Famous China Teas: Tribute Teas presented to the Chinese emperors
China is justly famous for its magnificent teas, whether these be black, green, oolong, yellow or white. In particular however are the Famous China Teas, which should be experienced by all lovers of China teas. Tribute teas, as they used to be known, were produced exclusively for the emperors from 618 AD during the last four dynasties (the Tang, Song, Ming and Qing). They were presented to the emperors in lieu of tax but should they not have been to the emperor’s taste they were offered to courtiers who sometimes sold these great teas at high prices. The name was changed to Famous Chinese teas when the Imperial dynasties ended in 1911. Today the superb quality and distinctive characteristics of these teas can be appreciated by all and are exported world-wide. Famous China Tribute teas are conspicuous by their leaf shape, general appearance and flavour. Most are produced in eastern provinces close to the seat of the emperors. Here we introduce these to you and explain how they have come to such prominence.
Famous China Black
Keemun teas, from Anhui Province, are some of my personal favourites. A kung fu tea, in that they are made with great skill, the neatly twisted leaf produces a lovely rich, winey character which explains how they are justly referred to as being the ‘Burgundy of teas.’ They can vary in body from light and delicate as with the young leaf of Hao Ya A to rich to full-bodied such as Mao Feng, renown for its large, more mature leaf.
Whilst Keemun , qimen, teas are ‘tribute’ they were originally made for export markets where the oxidation process helped preserve their freshness on the long sea voyage to Western markets. Today these subtle, elegant and fragrant teas are being increasingly appreciated by Chinese consumers who have become more familiar with Western tastes.
Famous China Green
The fabulous mountains of Huang Shan adorned with peaks penetrating the all-pervading cloud is home to two ‘Tribute’ teas. It is a remote area, heavily forested with ancient pines and blessed with abundant springs and streams.

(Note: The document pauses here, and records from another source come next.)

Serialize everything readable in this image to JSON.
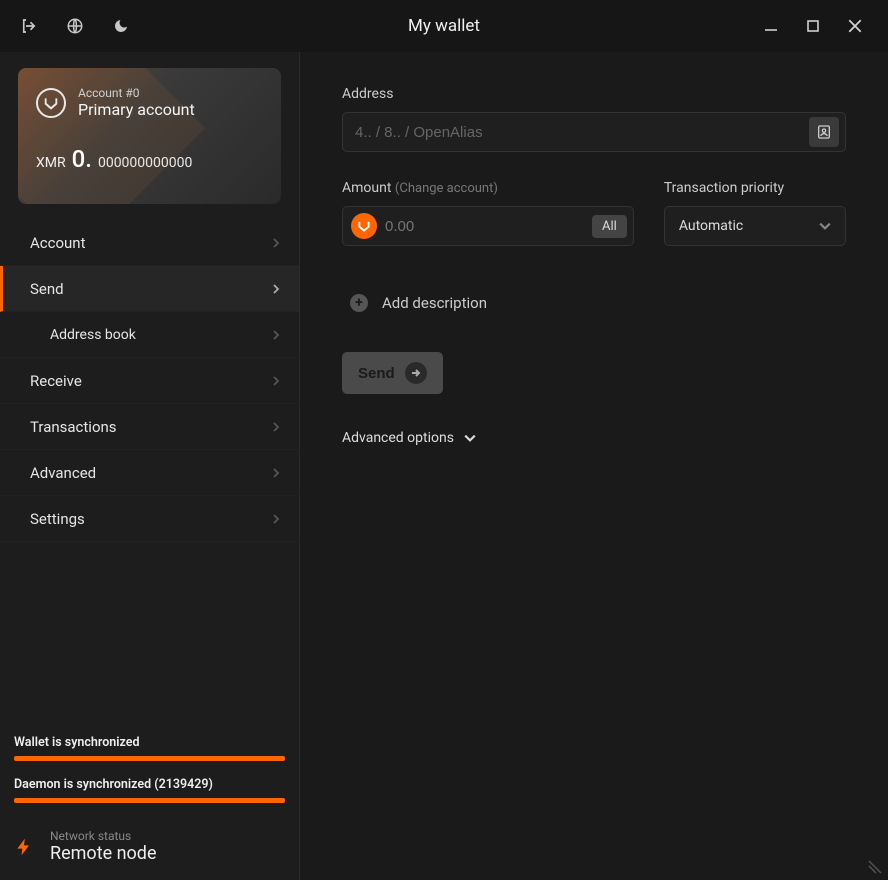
{
  "title": "My wallet",
  "account": {
    "number": "Account #0",
    "name": "Primary account",
    "currency": "XMR",
    "balance_big": "0.",
    "balance_small": "000000000000"
  },
  "sidebar": {
    "items": [
      {
        "label": "Account"
      },
      {
        "label": "Send"
      },
      {
        "label": "Address book"
      },
      {
        "label": "Receive"
      },
      {
        "label": "Transactions"
      },
      {
        "label": "Advanced"
      },
      {
        "label": "Settings"
      }
    ]
  },
  "sync": {
    "wallet_label": "Wallet is synchronized",
    "daemon_label": "Daemon is synchronized (2139429)"
  },
  "network": {
    "caption": "Network status",
    "value": "Remote node"
  },
  "send": {
    "address_label": "Address",
    "address_placeholder": "4.. / 8.. / OpenAlias",
    "amount_label": "Amount",
    "amount_sub": "(Change account)",
    "amount_placeholder": "0.00",
    "all_btn": "All",
    "priority_label": "Transaction priority",
    "priority_value": "Automatic",
    "add_desc": "Add description",
    "send_btn": "Send",
    "adv_opts": "Advanced options"
  }
}
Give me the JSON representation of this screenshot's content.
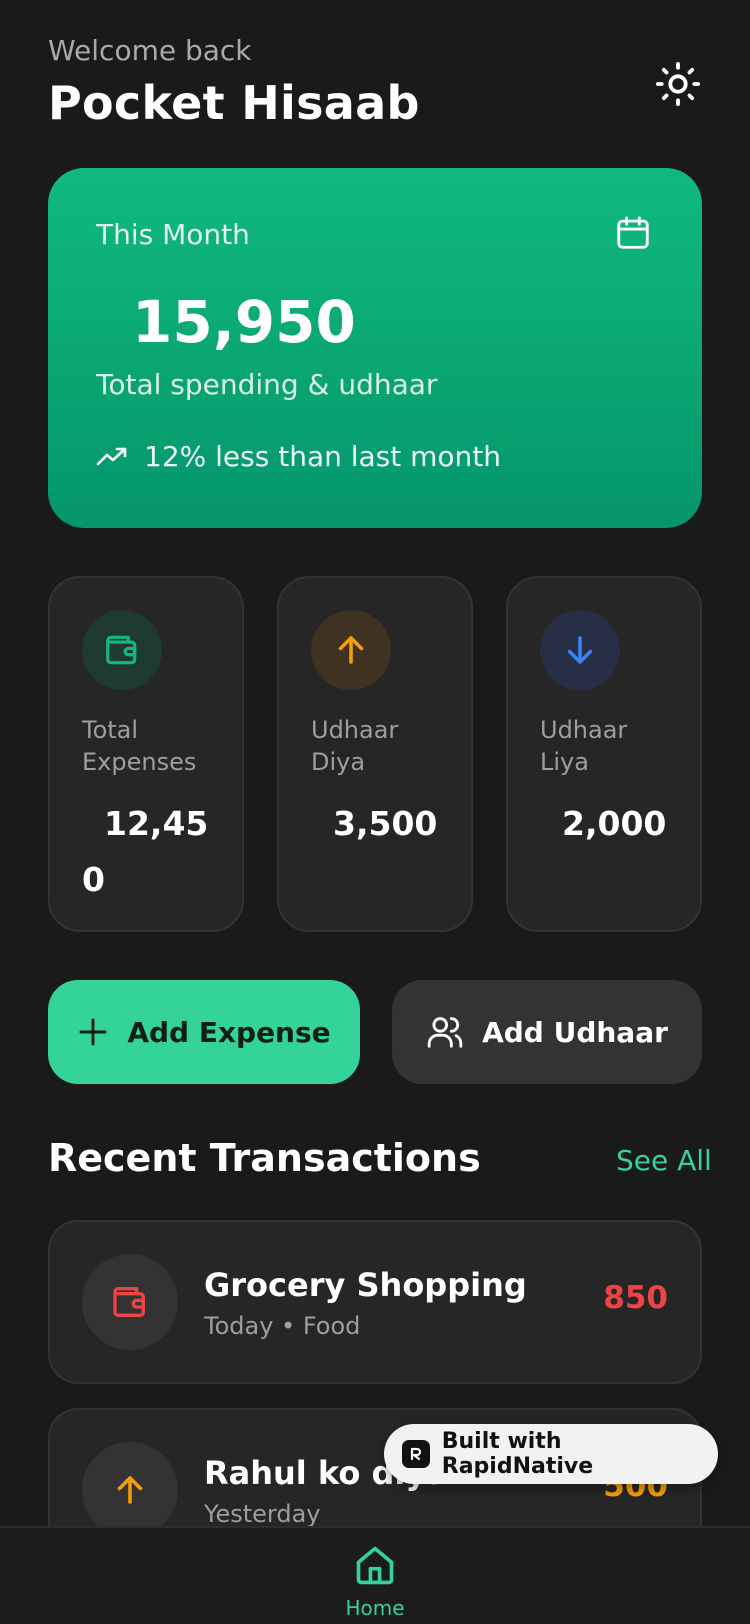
{
  "header": {
    "welcome": "Welcome back",
    "title": "Pocket Hisaab",
    "theme_icon": "sun-icon"
  },
  "summary": {
    "label": "This Month",
    "amount": "15,950",
    "subtitle": "Total spending & udhaar",
    "trend": "12% less than last month",
    "calendar_icon": "calendar-icon",
    "trend_icon": "trending-icon"
  },
  "stats": [
    {
      "label": "Total Expenses",
      "value": "12,450",
      "icon": "wallet-icon",
      "color": "#10b981"
    },
    {
      "label": "Udhaar Diya",
      "value": "3,500",
      "icon": "arrow-up-icon",
      "color": "#f59e0b"
    },
    {
      "label": "Udhaar Liya",
      "value": "2,000",
      "icon": "arrow-down-icon",
      "color": "#3b82f6"
    }
  ],
  "actions": {
    "add_expense": "Add Expense",
    "add_udhaar": "Add Udhaar"
  },
  "recent": {
    "title": "Recent Transactions",
    "see_all": "See All",
    "items": [
      {
        "title": "Grocery Shopping",
        "meta": "Today • Food",
        "amount": "850",
        "icon": "wallet-icon",
        "color": "#ef4444"
      },
      {
        "title": "Rahul ko diya",
        "meta": "Yesterday",
        "amount": "500",
        "icon": "arrow-up-icon",
        "color": "#f59e0b"
      }
    ]
  },
  "badge": {
    "text": "Built with RapidNative"
  },
  "nav": {
    "home": "Home"
  },
  "colors": {
    "accent": "#34d399",
    "background": "#1a1a1a",
    "card": "#262626"
  }
}
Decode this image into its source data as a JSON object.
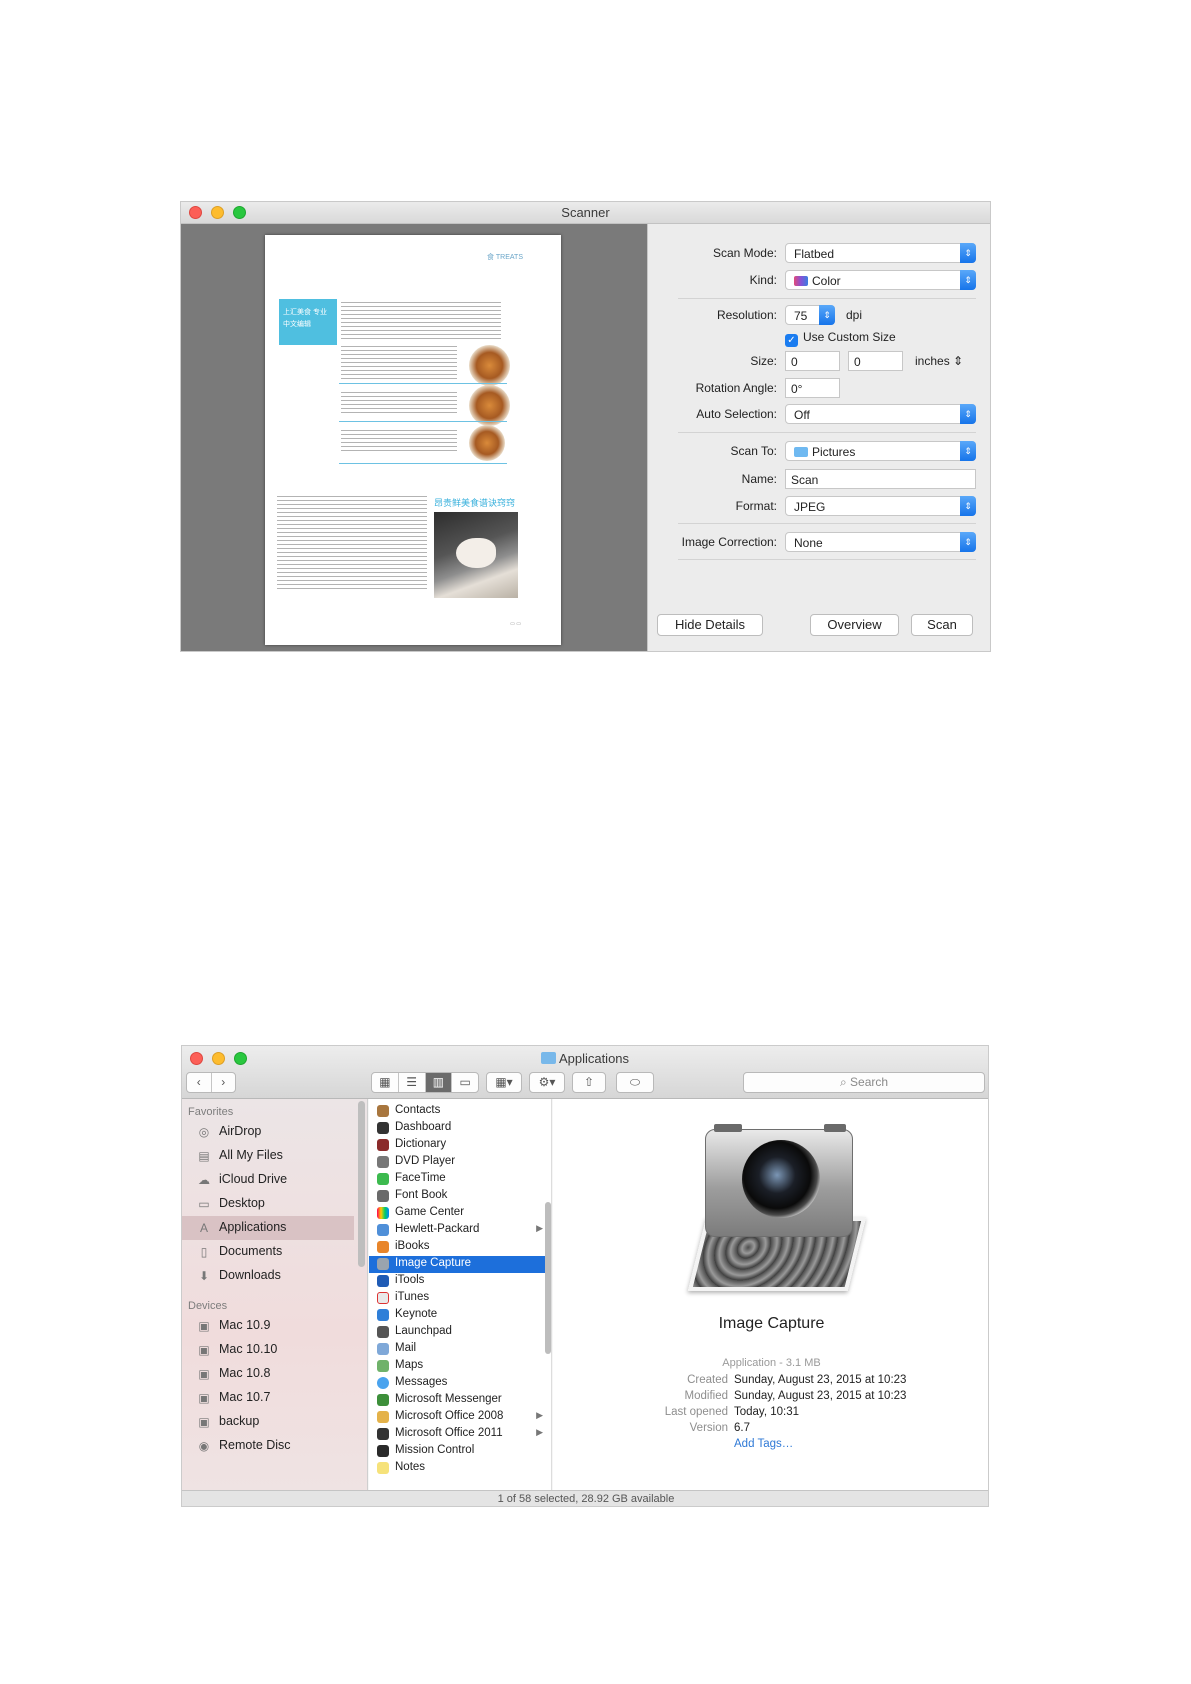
{
  "scanner": {
    "title": "Scanner",
    "preview": {
      "header_text": "食 TREATS",
      "box_text": "上汇美食 专业中文编辑",
      "subheading": "昂贵鲜美食谱诀窍窍"
    },
    "fields": {
      "scan_mode": {
        "label": "Scan Mode:",
        "value": "Flatbed"
      },
      "kind": {
        "label": "Kind:",
        "value": "Color"
      },
      "resolution": {
        "label": "Resolution:",
        "value": "75",
        "unit": "dpi"
      },
      "custom_size": {
        "label": "Use Custom Size",
        "checked": true
      },
      "size": {
        "label": "Size:",
        "width": "0",
        "height": "0",
        "unit": "inches"
      },
      "rotation": {
        "label": "Rotation Angle:",
        "value": "0°"
      },
      "auto_selection": {
        "label": "Auto Selection:",
        "value": "Off"
      },
      "scan_to": {
        "label": "Scan To:",
        "value": "Pictures"
      },
      "name": {
        "label": "Name:",
        "value": "Scan"
      },
      "format": {
        "label": "Format:",
        "value": "JPEG"
      },
      "image_correction": {
        "label": "Image Correction:",
        "value": "None"
      }
    },
    "buttons": {
      "hide_details": "Hide Details",
      "overview": "Overview",
      "scan": "Scan"
    }
  },
  "finder": {
    "title": "Applications",
    "search_placeholder": "Search",
    "toolbar": {
      "back": "‹",
      "forward": "›",
      "share": "⇧",
      "action": "⚙"
    },
    "sidebar": {
      "favorites_header": "Favorites",
      "favorites": [
        "AirDrop",
        "All My Files",
        "iCloud Drive",
        "Desktop",
        "Applications",
        "Documents",
        "Downloads"
      ],
      "devices_header": "Devices",
      "devices": [
        "Mac 10.9",
        "Mac 10.10",
        "Mac 10.8",
        "Mac 10.7",
        "backup",
        "Remote Disc"
      ]
    },
    "apps": [
      "Contacts",
      "Dashboard",
      "Dictionary",
      "DVD Player",
      "FaceTime",
      "Font Book",
      "Game Center",
      "Hewlett-Packard",
      "iBooks",
      "Image Capture",
      "iTools",
      "iTunes",
      "Keynote",
      "Launchpad",
      "Mail",
      "Maps",
      "Messages",
      "Microsoft Messenger",
      "Microsoft Office 2008",
      "Microsoft Office 2011",
      "Mission Control",
      "Notes"
    ],
    "selected_app": "Image Capture",
    "detail": {
      "name": "Image Capture",
      "kind": "Application - 3.1 MB",
      "created_label": "Created",
      "created": "Sunday, August 23, 2015 at 10:23",
      "modified_label": "Modified",
      "modified": "Sunday, August 23, 2015 at 10:23",
      "last_opened_label": "Last opened",
      "last_opened": "Today, 10:31",
      "version_label": "Version",
      "version": "6.7",
      "add_tags": "Add Tags…"
    },
    "status": "1 of 58 selected, 28.92 GB available"
  },
  "colors": {
    "accent": "#1d6fdb",
    "sidebar_selected": "#d9c2c4",
    "preview_bg": "#7a7a7a"
  }
}
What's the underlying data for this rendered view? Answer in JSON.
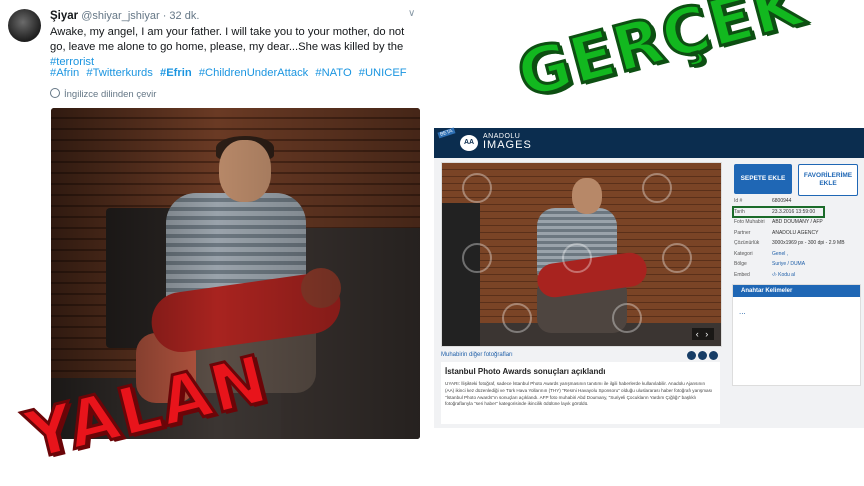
{
  "tweet": {
    "display_name": "Şiyar",
    "handle": "@shiyar_jshiyar",
    "time": "· 32 dk.",
    "text_main": "Awake, my angel, I am your father. I will take you to your mother, do not go, leave me alone to go home, please, my dear...She was killed by the ",
    "text_hashtag": "#terrorist",
    "hashtags": [
      "#Afrin",
      "#Twitterkurds",
      "#Efrin",
      "#ChildrenUnderAttack",
      "#NATO",
      "#UNICEF"
    ],
    "translate": "İngilizce dilinden çevir"
  },
  "aa": {
    "beta": "BETA",
    "logo": "AA",
    "brand_top": "ANADOLU",
    "brand_bottom": "IMAGES",
    "add_cart": "SEPETE EKLE",
    "add_fav": "FAVORİLERİME EKLE",
    "meta": [
      {
        "k": "Id #",
        "v": "6800944"
      },
      {
        "k": "Tarih",
        "v": "23.3.2016 13:59:00"
      },
      {
        "k": "Foto Muhabiri",
        "v": "ABD DOUMANY / AFP"
      },
      {
        "k": "Partner",
        "v": "ANADOLU AGENCY"
      },
      {
        "k": "Çözünürlük",
        "v": "3000x1969 px - 300 dpi - 2.9 MB"
      },
      {
        "k": "Kategori",
        "v": "Genel ,"
      },
      {
        "k": "Bölge",
        "v": "Suriye / DUMA"
      },
      {
        "k": "Embed",
        "v": "‹/› Kodu al"
      }
    ],
    "keywords_title": "Anahtar Kelimeler",
    "keywords_more": "...",
    "photographer_link": "Muhabirin diğer fotoğrafları",
    "news_title": "İstanbul Photo Awards sonuçları açıklandı",
    "news_body": "UYARI: İlişikteki fotoğraf, sadece İstanbul Photo Awards yarışmasının tanıtımı ile ilgili haberlerde kullanılabilir. Anadolu Ajansının (AA) ikinci kez düzenlediği ve Türk Hava Yollarının (THY) \"Resmi Havayolu Sponsoru\" olduğu uluslararası haber fotoğrafı yarışması \"İstanbul Photo Awards\"ın sonuçları açıklandı. AFP foto muhabiri Abd Doumany, \"Suriyeli Çocukların Yardım Çığlığı\" başlıklı fotoğraflarıyla \"seri haber\" kategorisinde ikincilik ödülüne layık görüldü.",
    "arrows": "‹ ›"
  },
  "labels": {
    "real": "GERÇEK",
    "fake": "YALAN"
  }
}
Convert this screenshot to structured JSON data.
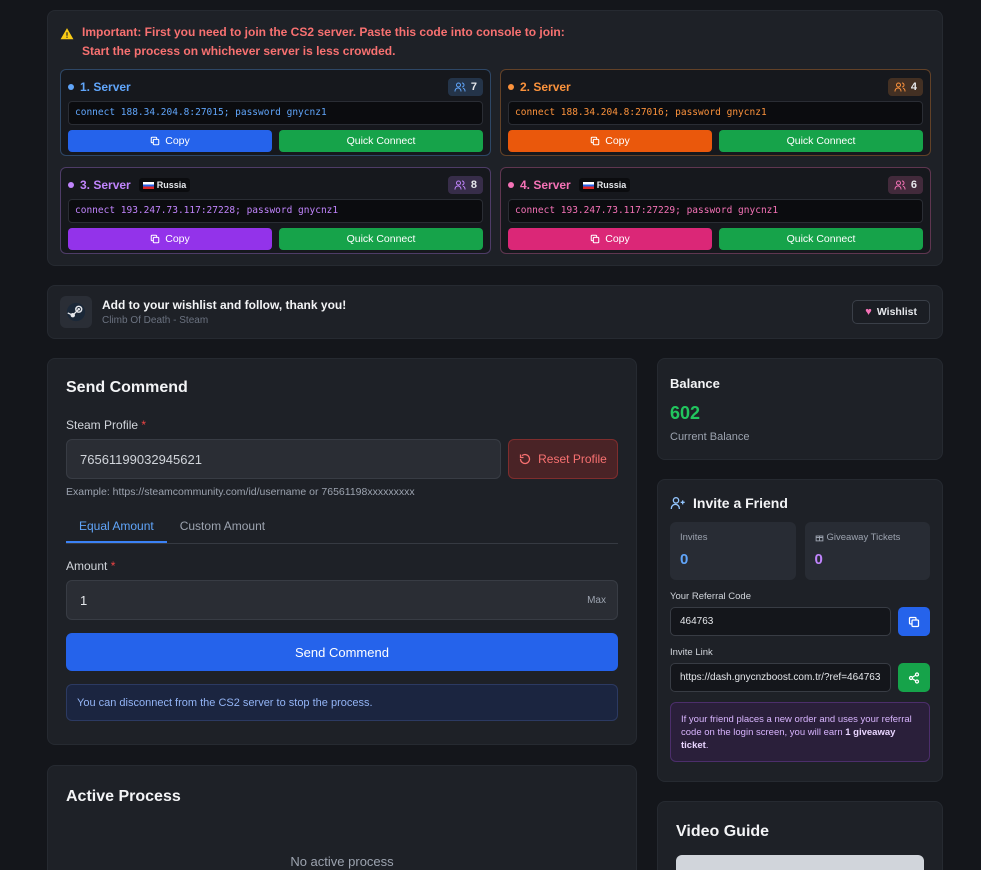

Huang Shan Mao Feng is grown amongst the ‘sea of clouds’ swirling around the peaks of Huang Shan in Anhui Province, a rarified microclimate. This tea has a sweetly floral aroma and a nutty, fragrant character.
Also from Anhui is Tai Ping Hou Kui or Monkey King. It is large leafed and uniquely dried by being layered with rice paper and flat from being pan-fired and then basket fired. Smooth with a vegetal character it has a certain sweetness with a toasty aroma which is very moreish.
Lu An Gua Pian is also a very precise picking of just the second leaf. Melon Seed tea, as it is also known, is clean-tasting, vegetal and smooth with a floral quality.
Dragon Well, Long Jing or Lung Ching is from Zhejiang Province. It is well known for its almondy nuttiness enhanced through pan firing and its slight, natural sweetness. This is one of China’s most famous green teas.
Tian Mu Qing Ding is also from Zhejiang Province. ‘Heavenly Blue Summit’ is picked during only two weeks each spring in the sub-tropical rain-forests around Tian Mu mountain. Having a pronounced floral aroma, it is light, sweet and smooth with a long finish.
Pi Lo Chun or Green Snail Spring tea, as it is known is deliciously sweet with fresh, fruity notes. It originates from Dong Ding mountain in Jiangsu Province.
Famous China Oolong
Tie Guan Yin, also known as Iron Goddess of Mercy oolong, is celebrated for its fragrant, smooth, sweet toastiness. It is one of the most well-known of China’s famous teas and comes from around the town of Anxi in southern Fujian Province.
Da Hong Pao, Royal Red Robe, is a ‘rock tea’ plucked from ancient tea bushes growing amongst the crevices of the Wuyi Shan nature reserve in Fujian Province. Oxidised to about 80% it is one of the most oxidized, blackest, of Fujian oolongs. The high mineral content of these soils give rise to a highly complex tea which has been aged for three years. The tea is fruity: peaches, apricots come to mind as well as being slightly smoky, having been charcoal fired. It has a sweet aroma and a long, mellow finish.
Famous China Yellow
Huoshan Huangya or Yellow Sprouting is a fresh, young spring tea. Pan heated and then steamed slowly it is much appreciated for its vegetal characteristics in the cup, having notes of banana and sweetcorn. A very refreshing tea.
Famous China White
Baihao Yinzhen, otherwise known as white needle, is a traditional budset white tea from the home of
white tea: Fujian Province. This means that it contains only the downy-white buds of the first tea growth and does not contain any leaf. Acclaimed for its honeyed aroma, it is light, fragrant and has a mild, buttery taste.
Taking a journey through China’s famous Tribute teas is a real pleasure, in fact one of the most enjoyable culinary experiences you can have. To combine this with an appreciation of the glorious landscapes in which these teas are produced and the great skill with which they have been harvested and made over the centuries is truly fascinating.